According to the Transgender Law and Policy Institute, only 16 states and the District of Columbia have explicit transgender non-discrimination laws. Without protection, transgender people face more obstacles acquiring housing and jobs, which is why the National Center for Transgender Equality says transgender people experience twice the rate of unemployment as the general population.

"The transgender community is a visible population. Often, people can visually tell you are a transgender person. We talk about 'gay-dar' in this hilarious way, but people can't always tell if somebody is gay, straight or bisexual just from looking at them," Gallagher said. "It becomes problematic when you go to sign a lease, and the landlord can tell you are trans, and suddenly the place isn't available anymore. It can be very difficult to find a job, especially if you are at the beginning stages of your transition."

Healthcare is also a huge concern for Gallagher and the trans community. Procedures most insurance companies approve for cisgender people are denied for transgender people, even if the procedure is medically necessary, he said.

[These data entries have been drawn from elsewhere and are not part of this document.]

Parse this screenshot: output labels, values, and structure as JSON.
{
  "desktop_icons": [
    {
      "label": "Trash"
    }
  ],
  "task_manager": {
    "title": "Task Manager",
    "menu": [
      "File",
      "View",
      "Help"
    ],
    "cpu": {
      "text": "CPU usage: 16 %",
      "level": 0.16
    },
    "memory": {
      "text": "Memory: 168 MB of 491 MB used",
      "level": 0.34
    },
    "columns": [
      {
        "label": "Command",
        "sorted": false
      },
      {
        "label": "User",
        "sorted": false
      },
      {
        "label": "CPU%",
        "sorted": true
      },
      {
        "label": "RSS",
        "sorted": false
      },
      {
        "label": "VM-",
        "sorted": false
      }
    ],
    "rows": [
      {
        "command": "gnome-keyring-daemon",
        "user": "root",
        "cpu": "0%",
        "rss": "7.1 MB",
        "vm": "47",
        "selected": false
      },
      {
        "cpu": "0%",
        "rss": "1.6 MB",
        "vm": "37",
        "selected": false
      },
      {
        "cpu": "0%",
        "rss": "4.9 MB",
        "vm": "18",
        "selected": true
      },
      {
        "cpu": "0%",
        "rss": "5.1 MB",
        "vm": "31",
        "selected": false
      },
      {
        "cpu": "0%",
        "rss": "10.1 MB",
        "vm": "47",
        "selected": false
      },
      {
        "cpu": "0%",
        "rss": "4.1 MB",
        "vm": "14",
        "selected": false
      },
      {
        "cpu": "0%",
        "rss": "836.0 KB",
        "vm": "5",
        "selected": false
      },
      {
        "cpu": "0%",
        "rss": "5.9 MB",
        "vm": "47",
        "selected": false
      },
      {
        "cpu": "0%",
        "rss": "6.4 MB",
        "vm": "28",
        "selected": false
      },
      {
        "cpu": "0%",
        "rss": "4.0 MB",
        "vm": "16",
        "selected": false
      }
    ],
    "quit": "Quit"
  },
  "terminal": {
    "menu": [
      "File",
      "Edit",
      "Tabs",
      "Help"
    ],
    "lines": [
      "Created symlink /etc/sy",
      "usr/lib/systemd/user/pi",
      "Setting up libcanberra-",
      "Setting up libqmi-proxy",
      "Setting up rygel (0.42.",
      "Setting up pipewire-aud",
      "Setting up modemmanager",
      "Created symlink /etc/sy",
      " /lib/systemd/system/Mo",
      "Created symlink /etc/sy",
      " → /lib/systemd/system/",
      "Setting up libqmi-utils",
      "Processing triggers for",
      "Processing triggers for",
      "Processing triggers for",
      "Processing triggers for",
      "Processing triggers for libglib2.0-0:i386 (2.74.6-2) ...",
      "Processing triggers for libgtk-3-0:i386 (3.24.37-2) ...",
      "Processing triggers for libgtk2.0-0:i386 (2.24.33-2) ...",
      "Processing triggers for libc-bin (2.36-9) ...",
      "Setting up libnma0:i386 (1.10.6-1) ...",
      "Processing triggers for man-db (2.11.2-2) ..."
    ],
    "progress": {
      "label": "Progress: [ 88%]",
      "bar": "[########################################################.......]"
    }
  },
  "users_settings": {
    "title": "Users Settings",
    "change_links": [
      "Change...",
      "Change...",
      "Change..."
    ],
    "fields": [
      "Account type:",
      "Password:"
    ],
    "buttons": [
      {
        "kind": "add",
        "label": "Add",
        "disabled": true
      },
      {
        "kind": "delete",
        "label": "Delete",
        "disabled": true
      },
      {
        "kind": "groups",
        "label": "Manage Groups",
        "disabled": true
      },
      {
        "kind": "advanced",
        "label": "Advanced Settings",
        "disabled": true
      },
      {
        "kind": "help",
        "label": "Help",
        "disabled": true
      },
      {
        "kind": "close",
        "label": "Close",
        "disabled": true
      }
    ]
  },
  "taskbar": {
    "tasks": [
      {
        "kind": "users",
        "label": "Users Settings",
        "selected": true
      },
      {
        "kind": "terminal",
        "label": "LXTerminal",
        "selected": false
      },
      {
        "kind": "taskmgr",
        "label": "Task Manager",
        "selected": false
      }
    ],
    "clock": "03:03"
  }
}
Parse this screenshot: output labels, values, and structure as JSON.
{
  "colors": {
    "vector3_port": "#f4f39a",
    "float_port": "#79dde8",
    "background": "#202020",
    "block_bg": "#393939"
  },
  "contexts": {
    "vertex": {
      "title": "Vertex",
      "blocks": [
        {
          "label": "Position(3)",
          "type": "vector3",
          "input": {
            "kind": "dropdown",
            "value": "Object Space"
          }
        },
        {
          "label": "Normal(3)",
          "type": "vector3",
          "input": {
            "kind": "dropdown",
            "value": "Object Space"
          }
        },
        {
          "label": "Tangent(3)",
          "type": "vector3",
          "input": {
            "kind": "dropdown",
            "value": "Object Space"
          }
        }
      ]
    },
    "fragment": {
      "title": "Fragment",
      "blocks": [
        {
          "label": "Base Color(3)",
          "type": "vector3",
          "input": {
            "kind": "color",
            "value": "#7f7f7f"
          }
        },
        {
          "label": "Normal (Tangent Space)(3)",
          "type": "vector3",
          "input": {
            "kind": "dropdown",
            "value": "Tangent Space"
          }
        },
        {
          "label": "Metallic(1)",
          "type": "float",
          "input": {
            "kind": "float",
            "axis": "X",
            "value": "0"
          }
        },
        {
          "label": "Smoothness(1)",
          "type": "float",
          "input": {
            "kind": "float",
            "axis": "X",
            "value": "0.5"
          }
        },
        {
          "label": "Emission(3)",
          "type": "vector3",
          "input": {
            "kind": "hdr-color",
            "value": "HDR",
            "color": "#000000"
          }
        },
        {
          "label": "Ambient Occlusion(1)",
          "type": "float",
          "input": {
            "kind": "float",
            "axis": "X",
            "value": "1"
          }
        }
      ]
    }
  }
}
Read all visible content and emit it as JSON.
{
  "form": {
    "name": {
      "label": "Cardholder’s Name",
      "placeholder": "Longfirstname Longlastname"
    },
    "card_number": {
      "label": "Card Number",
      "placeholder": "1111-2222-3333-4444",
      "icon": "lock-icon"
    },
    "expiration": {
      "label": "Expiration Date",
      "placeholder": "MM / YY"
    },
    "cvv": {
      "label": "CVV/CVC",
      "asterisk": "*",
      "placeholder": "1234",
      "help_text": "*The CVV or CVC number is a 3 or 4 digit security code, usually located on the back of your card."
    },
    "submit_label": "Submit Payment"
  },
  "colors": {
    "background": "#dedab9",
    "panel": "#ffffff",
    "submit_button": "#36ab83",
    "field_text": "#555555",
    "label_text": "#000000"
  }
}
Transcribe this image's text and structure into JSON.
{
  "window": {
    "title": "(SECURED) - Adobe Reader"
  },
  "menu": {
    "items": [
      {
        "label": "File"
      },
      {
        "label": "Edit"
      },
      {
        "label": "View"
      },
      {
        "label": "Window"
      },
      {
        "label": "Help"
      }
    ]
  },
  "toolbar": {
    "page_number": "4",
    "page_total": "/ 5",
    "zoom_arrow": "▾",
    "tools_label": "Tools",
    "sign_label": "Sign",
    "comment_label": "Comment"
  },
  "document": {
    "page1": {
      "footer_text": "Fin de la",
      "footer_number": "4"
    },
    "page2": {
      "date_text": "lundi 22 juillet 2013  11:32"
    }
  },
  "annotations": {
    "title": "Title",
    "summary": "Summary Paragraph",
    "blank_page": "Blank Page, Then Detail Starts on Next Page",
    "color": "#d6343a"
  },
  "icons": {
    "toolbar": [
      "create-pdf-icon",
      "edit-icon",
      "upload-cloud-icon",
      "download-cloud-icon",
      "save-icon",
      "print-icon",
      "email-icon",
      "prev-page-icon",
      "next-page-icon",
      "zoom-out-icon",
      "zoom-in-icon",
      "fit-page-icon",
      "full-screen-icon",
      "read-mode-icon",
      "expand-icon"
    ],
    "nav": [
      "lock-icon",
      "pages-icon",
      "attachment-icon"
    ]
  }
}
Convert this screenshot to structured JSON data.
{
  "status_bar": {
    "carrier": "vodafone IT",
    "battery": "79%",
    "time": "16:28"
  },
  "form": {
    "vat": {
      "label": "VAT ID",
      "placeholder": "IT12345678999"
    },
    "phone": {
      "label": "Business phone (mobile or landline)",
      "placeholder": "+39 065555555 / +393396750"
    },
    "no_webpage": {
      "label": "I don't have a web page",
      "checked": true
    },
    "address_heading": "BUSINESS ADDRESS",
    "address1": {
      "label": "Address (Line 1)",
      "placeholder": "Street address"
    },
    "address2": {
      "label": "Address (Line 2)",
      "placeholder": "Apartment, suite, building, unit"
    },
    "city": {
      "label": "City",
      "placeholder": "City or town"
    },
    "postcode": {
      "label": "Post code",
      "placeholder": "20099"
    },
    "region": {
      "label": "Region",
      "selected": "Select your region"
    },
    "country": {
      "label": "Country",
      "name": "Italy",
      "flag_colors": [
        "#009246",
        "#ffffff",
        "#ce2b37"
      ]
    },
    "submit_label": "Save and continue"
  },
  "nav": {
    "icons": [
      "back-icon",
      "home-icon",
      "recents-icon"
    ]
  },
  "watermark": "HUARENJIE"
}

"I needed a surgical procedure that had nothing to do with my trans identity. But because I am trans, the insurance company assumed I just wanted [the procedure] done; they didn't believe I actually needed it," he said. "I happened to get lucky and get it covered, but I know other individuals who weren't able to, and suddenly they had a $57,000 medical bill. When you can't get a job, how do you pay that?"

Beyond the larger issues that affect the trans community, daily life can hold a fair share of obstacles.

"We talk about big-time issues, but we don't think about day-to-day things. Dating as a trans person is terrifying. You think about things like how can I get to a bathroom in public and feel safe," Gallagher said. "I understand many people are curious about transgender people, but I wish people would think before they ask me really personal questions right off the top of their head."

Gallagher and Schumann feel the shift in how the trans community is perceived is undeniable, and will hopefully make it easier for them and others like them to live authentically.

"This next year is going to be the gender frontier," Gallagher said. "I'm positive for the future."